FRIENDSHIP BEFORE A LOVE RELATIONSHIP. NECESSARY OR NOT?

We live in a world where almost everyone is just going about and minding their own business. You sometimes wonder if you can find a shoulder to lean on when you’re not strong and someone you can trust and be vulnerable with without fear and panic in the days of adversity. This barely happens.

Nonetheless, we still have good people out there in the world, a handful of reliable, kind people who can look you in the eyes and say, “Hi, I’ve got your back through this.” These calibre of people are called FRIENDS.

A FRIEND is someone who sees you as important, values you and wants the best for you. You’re able to relate with him/her in all angles – from sharing ideas, dreams to talking freely on all issues (spiritual, emotional, intellectual, financial etc).

LET’S ADDRESS A FEW CONCERNS:

1. Should friendship be proposed?
Friendship happens under varied circumstances and in different ways and places.
We make friends with people from all walks of life. Sometimes, you meet someone for the first time at church, school, work or at an event etc and by virtue of interactions, you may exchange contacts. You may also meet someone whom you gave or gave you an assistance and that may also birth friendship. In any of these scenarios, it is clear that friendship is not proposed but is rather birthed naturally after you’ve both been in touch regularly for sometime. Some people all request if they could be friends with other people just like it’s done on Facebook.
In most cases, when someone proposes friendship to the opposite sex, it raises suspicions because that proposal probably has no basis.

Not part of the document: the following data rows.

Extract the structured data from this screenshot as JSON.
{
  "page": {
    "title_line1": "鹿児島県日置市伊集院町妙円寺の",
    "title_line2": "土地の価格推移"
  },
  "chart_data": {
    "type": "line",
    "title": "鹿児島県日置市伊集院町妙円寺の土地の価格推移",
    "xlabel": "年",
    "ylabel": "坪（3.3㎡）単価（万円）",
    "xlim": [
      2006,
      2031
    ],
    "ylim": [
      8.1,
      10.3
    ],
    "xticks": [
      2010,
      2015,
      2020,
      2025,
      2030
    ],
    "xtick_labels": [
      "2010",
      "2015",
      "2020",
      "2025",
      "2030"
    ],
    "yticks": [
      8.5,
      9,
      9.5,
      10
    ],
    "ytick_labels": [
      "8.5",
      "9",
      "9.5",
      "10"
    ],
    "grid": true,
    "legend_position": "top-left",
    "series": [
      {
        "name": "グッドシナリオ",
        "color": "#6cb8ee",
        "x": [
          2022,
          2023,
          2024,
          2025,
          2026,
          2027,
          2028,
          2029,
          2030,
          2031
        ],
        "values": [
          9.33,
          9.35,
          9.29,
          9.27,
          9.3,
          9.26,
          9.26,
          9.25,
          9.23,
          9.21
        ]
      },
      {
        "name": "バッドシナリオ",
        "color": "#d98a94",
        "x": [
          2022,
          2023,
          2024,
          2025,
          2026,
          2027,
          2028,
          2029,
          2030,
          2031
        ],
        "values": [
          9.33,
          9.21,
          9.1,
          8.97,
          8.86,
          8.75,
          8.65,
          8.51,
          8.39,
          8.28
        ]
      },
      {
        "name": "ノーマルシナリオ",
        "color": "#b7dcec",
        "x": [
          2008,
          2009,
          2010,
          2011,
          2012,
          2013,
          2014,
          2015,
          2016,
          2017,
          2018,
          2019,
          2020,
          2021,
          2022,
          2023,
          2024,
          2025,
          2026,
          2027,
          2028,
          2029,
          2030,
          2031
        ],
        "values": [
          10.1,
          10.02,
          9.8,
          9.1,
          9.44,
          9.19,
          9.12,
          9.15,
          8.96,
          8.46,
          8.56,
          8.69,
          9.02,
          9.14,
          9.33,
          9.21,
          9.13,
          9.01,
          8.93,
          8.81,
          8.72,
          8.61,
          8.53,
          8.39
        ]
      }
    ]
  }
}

  1. Is it bad to have multiple friends?
    I want to reiterate that friendship is just an avenue to know other people. You can choose to have as many friends with the opposite sex as you may want. But be sure that, all these people are adding to your life and you to theirs. You can hang out, have a date, visit and keep many godly friends around you. As you do this, watch and pray, then gradually, you start your zeroing in process. When this is done well, a time will come where you’ll notice one or two of your numerous friends have a lot of things in common with you. They share in your faith, goals, values, among a host of other things. They make time for you, show concern, want to know more about your Christian, educational, relationship and work life. When you begin to see these gestures, know that, your friendship is likely to move to another level.